In 2014, objects conservators at the American Museum of Natural History (AMNH) undertook a two-year project to treat and rehouse portions of its Siberian ethnographic collection. These pieces are frequently requested for study by native knowledgeholders, traditional artisans and researchers. Among the 100 objects chosen for treatment were 14 gut skin parkas attributed to the Siberian Yupik people. The parkas were fabricated from the intestines of marine mammals to produce materials termed ‘summer gut’ and ‘winter gut’. When wet, summer gut is translucent, easily conforms to the wearer’s body, and is waterproof. When dry, however, it is very brittle and easily prone to tearing. Winter gut, on the other hand, is opaque white in color, soft and supple when dry, but can have a negative reaction to contact with moisture. Limited information exists in the anthropological and conservation literature regarding the manufacture and treatment of winter gut and how it differs from summer gut in appearance and functional qualities.

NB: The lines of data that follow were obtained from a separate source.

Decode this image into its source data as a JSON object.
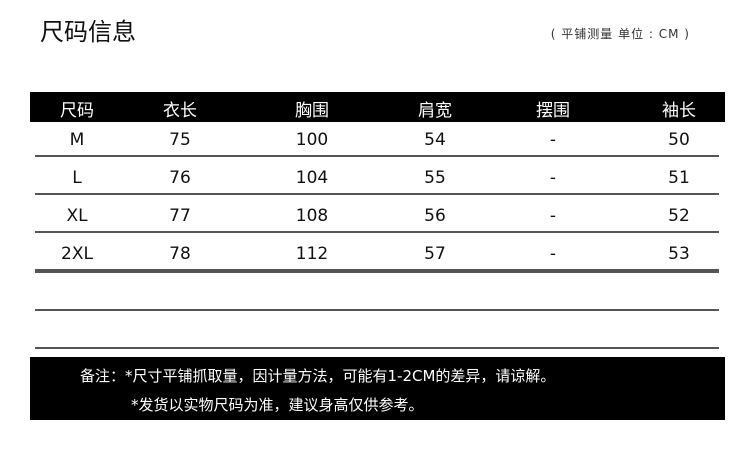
{
  "title": "尺码信息",
  "unit_note": "( 平铺测量  单位 : CM )",
  "table": {
    "headers": [
      "尺码",
      "衣长",
      "胸围",
      "肩宽",
      "摆围",
      "袖长"
    ],
    "rows": [
      [
        "M",
        "75",
        "100",
        "54",
        "-",
        "50"
      ],
      [
        "L",
        "76",
        "104",
        "55",
        "-",
        "51"
      ],
      [
        "XL",
        "77",
        "108",
        "56",
        "-",
        "52"
      ],
      [
        "2XL",
        "78",
        "112",
        "57",
        "-",
        "53"
      ]
    ]
  },
  "notes": {
    "line1": "备注：*尺寸平铺抓取量，因计量方法，可能有1-2CM的差异，请谅解。",
    "line2": "*发货以实物尺码为准，建议身高仅供参考。"
  }
}
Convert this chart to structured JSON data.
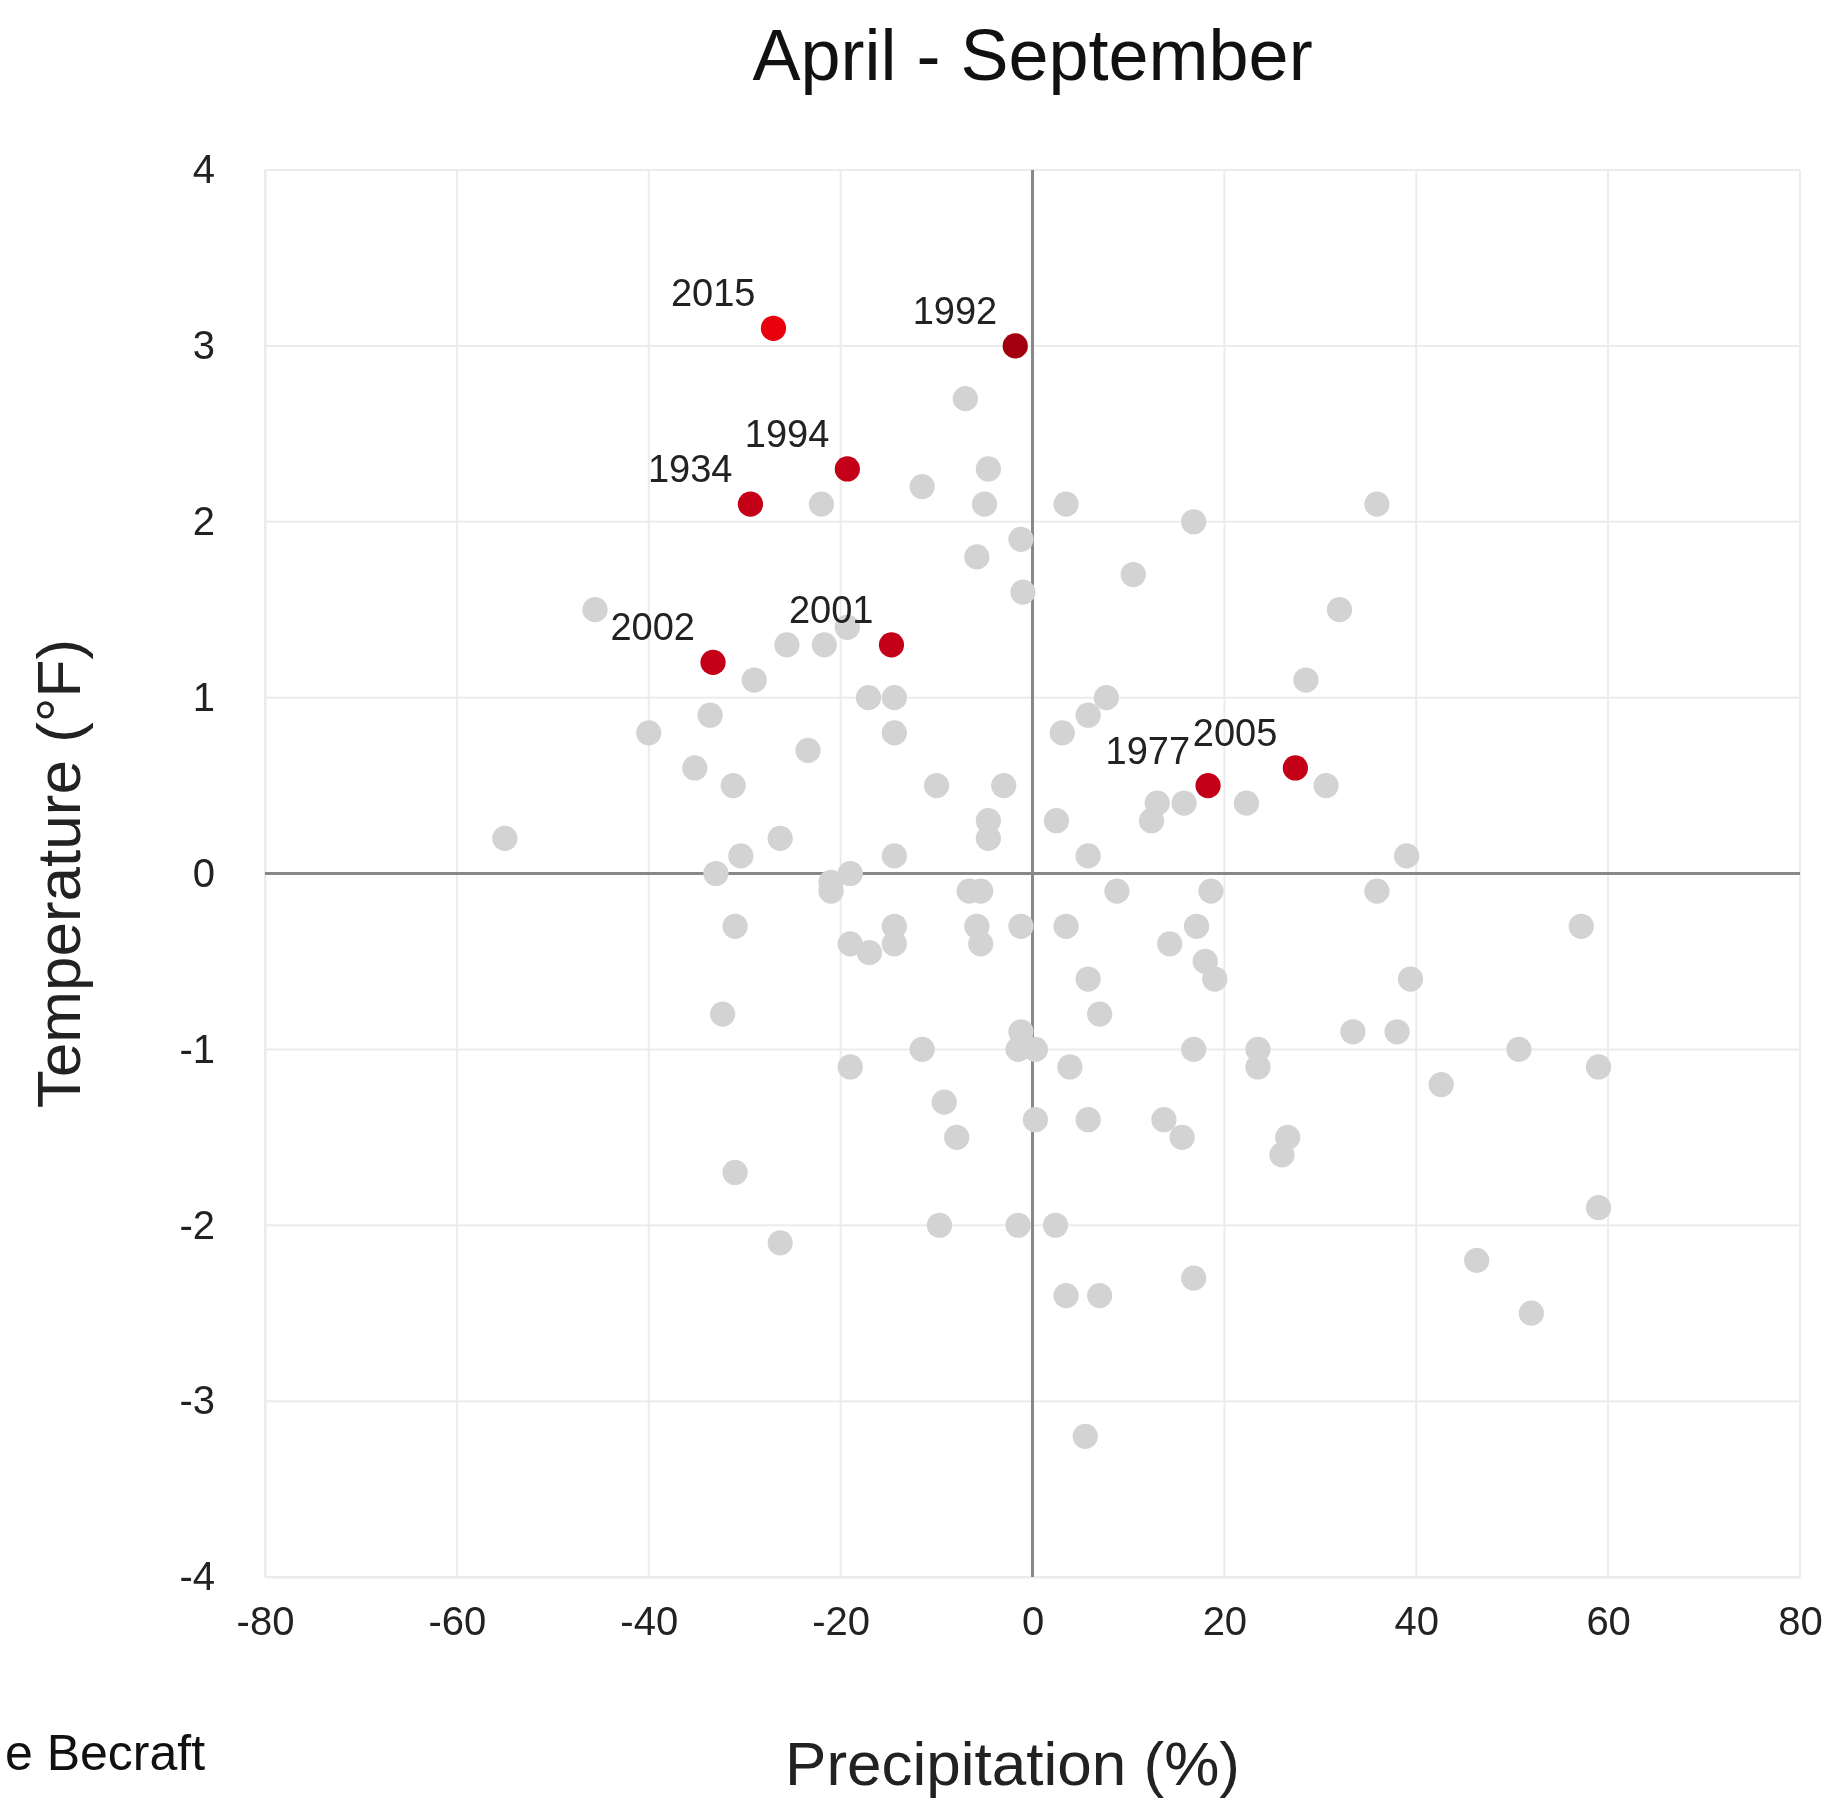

In fact, current conservation treatment approaches for winter gut tend to rely on strategies designed for hide or summer gut. Experimentation to produce winter and summer gut was undertaken and ultimately provided enough material to test treatment protocols and materials. Accompanying and supporting treatment, this project involved extensive scientific analysis and native consultation. Peptide mass fingerprinting (PMF) analysis was performed to determine species of the source animals and to shed light on fabrication practices and differences among the Yupik of eastern Siberia and those of St. Lawrence Island. Additionally, histological study was performed to examine microscopic differences between winter and summer gut, which clarified their differing sensitivity to moisture. Extensive native collaboration, such as web-enabled video conferencing, visits by native scholars and craftsmen to the museum, and travel by conservators to both sides of the Bering Strait took place throughout the project. The information gained from scientific analyses and collaboration with descendant communities offers an expanded view of the technical qualities and cultural uses of winter gut and a reconsideration of current conservation approaches to objects manufactured from this unique material.